The acts of the different States differ somewhat in their expression. The words of the act of New York describing the matter protected are: "any information which he acquired in attending a patient in a professional capacity, and which was necessary to enable him to act in that capacity."[1] Most of the other States have adopted these same words, or words to the same general effect. These words are construed by the courts to include not only information communicated by the patient to the physician by word of mouth, but information regarding the patient's condition which he may otherwise obtain. Mr. Justice Miller, in expressing his view of the meaning of this statute said:

"When it speaks of information, it means not only communications received from the lips of the patient, but such knowledge as may be acquired from the patient himself, from the statement of others who may surround him at the time, or from observation of his appearance and symptoms."[2]

The States of Indiana, Iowa, Nebraska, Ohio and Wyoming have not followed the words of the New York act, but have provided that physicians shall not disclose matter "communicated" to them by their patients, or shall not disclose any "communication," etc. While it would seem at first glance these acts were intended to protect only such matter as was communicated to the physician by statement of the patient, yet, it seems, the legislature, in making use of the expression employed, intended no other effect than that of the New York act at least, so it has been held by the courts of Indiana[3] and Iowa.[4]

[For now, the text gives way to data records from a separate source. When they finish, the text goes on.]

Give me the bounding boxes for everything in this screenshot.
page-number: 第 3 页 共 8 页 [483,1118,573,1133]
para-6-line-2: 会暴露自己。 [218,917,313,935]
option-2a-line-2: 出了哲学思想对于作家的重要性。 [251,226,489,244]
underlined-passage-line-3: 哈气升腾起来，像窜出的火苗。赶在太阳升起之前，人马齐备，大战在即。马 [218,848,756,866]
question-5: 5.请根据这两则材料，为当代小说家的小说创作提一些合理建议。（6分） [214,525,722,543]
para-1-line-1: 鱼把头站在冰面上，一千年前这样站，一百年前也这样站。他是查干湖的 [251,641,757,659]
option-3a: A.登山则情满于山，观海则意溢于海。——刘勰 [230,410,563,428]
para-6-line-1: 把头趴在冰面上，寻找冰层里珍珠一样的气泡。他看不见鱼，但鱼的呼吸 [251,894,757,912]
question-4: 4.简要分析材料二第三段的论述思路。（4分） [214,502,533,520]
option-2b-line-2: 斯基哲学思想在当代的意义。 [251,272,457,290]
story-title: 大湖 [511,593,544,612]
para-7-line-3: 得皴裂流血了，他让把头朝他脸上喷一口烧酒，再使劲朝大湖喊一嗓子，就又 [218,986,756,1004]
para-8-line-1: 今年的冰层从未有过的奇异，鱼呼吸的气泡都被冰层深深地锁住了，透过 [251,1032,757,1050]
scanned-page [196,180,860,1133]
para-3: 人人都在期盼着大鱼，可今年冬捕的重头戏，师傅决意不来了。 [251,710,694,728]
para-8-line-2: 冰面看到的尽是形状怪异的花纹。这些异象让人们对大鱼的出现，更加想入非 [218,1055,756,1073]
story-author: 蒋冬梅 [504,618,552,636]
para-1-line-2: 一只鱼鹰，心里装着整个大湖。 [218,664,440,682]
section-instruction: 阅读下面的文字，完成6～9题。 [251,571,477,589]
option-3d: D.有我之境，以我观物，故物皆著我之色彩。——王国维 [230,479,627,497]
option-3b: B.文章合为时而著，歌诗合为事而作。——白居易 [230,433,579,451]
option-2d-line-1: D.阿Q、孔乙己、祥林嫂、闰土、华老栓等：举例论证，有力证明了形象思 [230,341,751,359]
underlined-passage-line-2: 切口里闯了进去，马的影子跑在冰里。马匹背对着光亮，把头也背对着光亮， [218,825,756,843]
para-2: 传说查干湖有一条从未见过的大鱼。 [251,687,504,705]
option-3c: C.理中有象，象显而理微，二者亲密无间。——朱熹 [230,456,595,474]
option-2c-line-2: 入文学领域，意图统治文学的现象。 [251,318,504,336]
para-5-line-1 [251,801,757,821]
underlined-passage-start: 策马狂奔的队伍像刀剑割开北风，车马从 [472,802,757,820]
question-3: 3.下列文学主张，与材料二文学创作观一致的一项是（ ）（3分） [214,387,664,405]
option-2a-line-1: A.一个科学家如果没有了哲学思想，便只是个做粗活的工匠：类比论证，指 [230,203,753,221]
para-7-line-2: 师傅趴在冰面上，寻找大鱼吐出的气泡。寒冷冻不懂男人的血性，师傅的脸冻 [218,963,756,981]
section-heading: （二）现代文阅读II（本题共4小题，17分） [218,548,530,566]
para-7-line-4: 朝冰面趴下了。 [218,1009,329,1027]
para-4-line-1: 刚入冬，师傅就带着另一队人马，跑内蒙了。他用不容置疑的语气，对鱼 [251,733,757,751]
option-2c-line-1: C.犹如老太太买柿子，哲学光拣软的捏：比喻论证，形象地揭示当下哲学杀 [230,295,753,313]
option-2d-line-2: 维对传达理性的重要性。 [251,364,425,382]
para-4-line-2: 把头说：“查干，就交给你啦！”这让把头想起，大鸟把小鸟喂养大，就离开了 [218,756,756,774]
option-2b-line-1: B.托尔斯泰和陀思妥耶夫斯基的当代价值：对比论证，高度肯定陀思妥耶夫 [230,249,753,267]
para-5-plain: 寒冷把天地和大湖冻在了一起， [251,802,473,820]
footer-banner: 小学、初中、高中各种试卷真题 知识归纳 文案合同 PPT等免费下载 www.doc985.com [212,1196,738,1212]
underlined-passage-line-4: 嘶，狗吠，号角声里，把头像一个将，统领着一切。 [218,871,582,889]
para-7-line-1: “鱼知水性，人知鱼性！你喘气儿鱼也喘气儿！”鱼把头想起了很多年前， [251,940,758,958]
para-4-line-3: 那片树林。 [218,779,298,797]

The limitation that the information shall be "necessary to enable him to act in that capacity" has given rise to some conflict of authority. One line of decisions has been rendered holding that the information to be protected must have a direct bearing upon the condition for which the physician is attending the patient; that information as to the time of receiving a rupture for which the physician was treating the patient was not "necessary to enable" him to act for the patient;[5] that the obvious objective appearance of the patient, the inflamed face, the blood-shot eye, the fumes of alcohol, did not constitute information of the character protected by the statute.[6] The other and later line of decisions, which, it


  1. Code of Civil Procedure, Sec. 834.
  2. Edington v. Mutual Life Ins. Co., 67 N. Y. 185.
  3. Williams v. Johnson, 112 Ind. 273.
  4. Prader v. Accident Assn., 95 Ia. 149.
  5. Campau v. North, 39 Mich. 606.
  6. Linz v. Mass. Mut. Life Ins. Co., 8 Mo. App. 363.